To solve this problem, I'd recommend you build a paging or streaming system. This will allow you to dynamically load and unload resources as they are needed, keeping only what is necessary for the current area of your game on the GPU (instead of trying to keep everything there all the time).
If you have single resources (such as textures) that are overly large, you'll have to consider ways to break them up or reorganize them so you don't have single, monolithic, gigabyte textures floating around.
As to the background, or why you get this error:
D3DERR_OUTOFVIDEOMEMORY means that the graphics device is being asked to utilize more resources in a single frame than will fit in video memory.
Using D3DPOOL_DEFAULT for a resource means that that resource will be placed, based on the set of usage criteria you specify when creating the resource, in the most-appropriate memory pool. This is usually video RAM. The API will not manage anything in the default pool like it would with the D3D_MANAGED pool (if the device is lost, you must release and re-create default-pool resources), if that is what you are wondering about.

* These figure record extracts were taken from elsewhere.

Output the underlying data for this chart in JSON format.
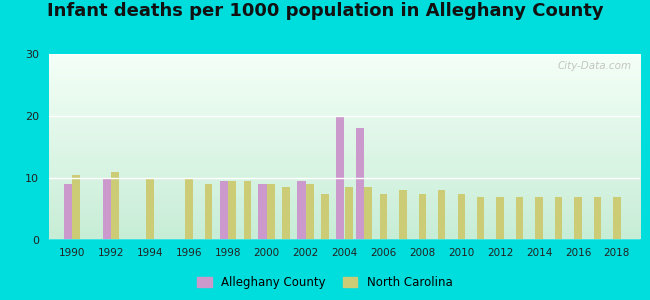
{
  "title": "Infant deaths per 1000 population in Alleghany County",
  "years": [
    1990,
    1991,
    1992,
    1993,
    1994,
    1995,
    1996,
    1997,
    1998,
    1999,
    2000,
    2001,
    2002,
    2003,
    2004,
    2005,
    2006,
    2007,
    2008,
    2009,
    2010,
    2011,
    2012,
    2013,
    2014,
    2015,
    2016,
    2017,
    2018
  ],
  "alleghany": [
    9.0,
    0,
    10.0,
    0,
    0,
    0,
    0,
    0,
    9.5,
    0,
    9.0,
    0,
    9.5,
    0,
    20.0,
    18.0,
    0,
    0,
    0,
    0,
    0,
    0,
    0,
    0,
    0,
    0,
    0,
    0,
    0
  ],
  "nc": [
    10.5,
    0,
    11.0,
    0,
    10.0,
    0,
    10.0,
    9.0,
    9.5,
    9.5,
    9.0,
    8.5,
    9.0,
    7.5,
    8.5,
    8.5,
    7.5,
    8.0,
    7.5,
    8.0,
    7.5,
    7.0,
    7.0,
    7.0,
    7.0,
    7.0,
    7.0,
    7.0,
    7.0
  ],
  "alleghany_color": "#cc99cc",
  "nc_color": "#cccc77",
  "background_outer": "#00dddd",
  "ylim": [
    0,
    30
  ],
  "yticks": [
    0,
    10,
    20,
    30
  ],
  "xlim": [
    1988.8,
    2019.2
  ],
  "title_fontsize": 13,
  "watermark": "City-Data.com",
  "bar_width": 0.42
}
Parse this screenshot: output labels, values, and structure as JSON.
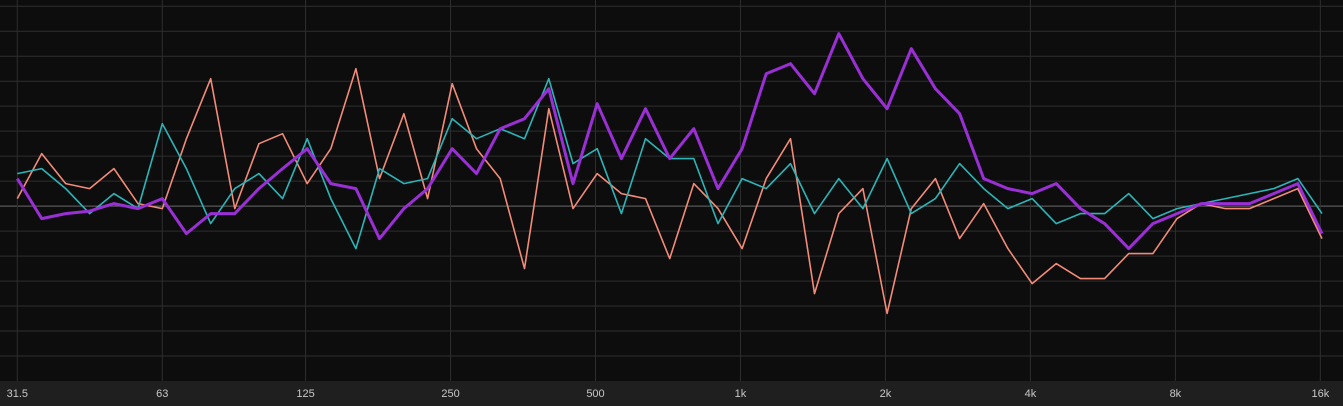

The error you are getting means that your resources can't all fit. Keep in mind that
the size of a texture or any other buffer data on disk (and even in system RAM) does not necessarily equal the size of the resource once it gets to the graphics card. The data may be reorganized and resized to improve performance. It is unfortunately very difficult to get D3D to give you good statistics about on-GPU memory consumption and breakdown.
the driver may subdivide GPU memory into buckets for various uses ("this much" for texture memory, "that much" for vertex buffers). You don't necessarily get the full range of physical GPU RAM to do whatever you want with, so you shouldn't write against that assumption.
Direct3D may logically subdivide its memory; consider that even if a default-pool resource is not placed on the GPU, D3D keeps the CPU-side D3DPOOL_MANAGED and D3DPOOL_DEFAULT memory pools distinct.
the previous two points will result in memory fragmentation, meaning that even if there is physically enough free RAM floating around to satisfy a request, it might not all be contiguous within the same logic pool and thus the request must be denied. This can, in fact, happen even within a single pool of memory (just like it can on the CPU side of things), resulting in a failed allocation.
there are other resources besides the textures or buffers you create from your own data on disk that D3D has to maintain on the GPU; they take up some space as well.
Because it's difficult to get D3D to tell you useful things about GPU memory usage breakdowns, you're likely going to need to assume the worst and take a broader approach to solving the problem (as outlined in the beginning).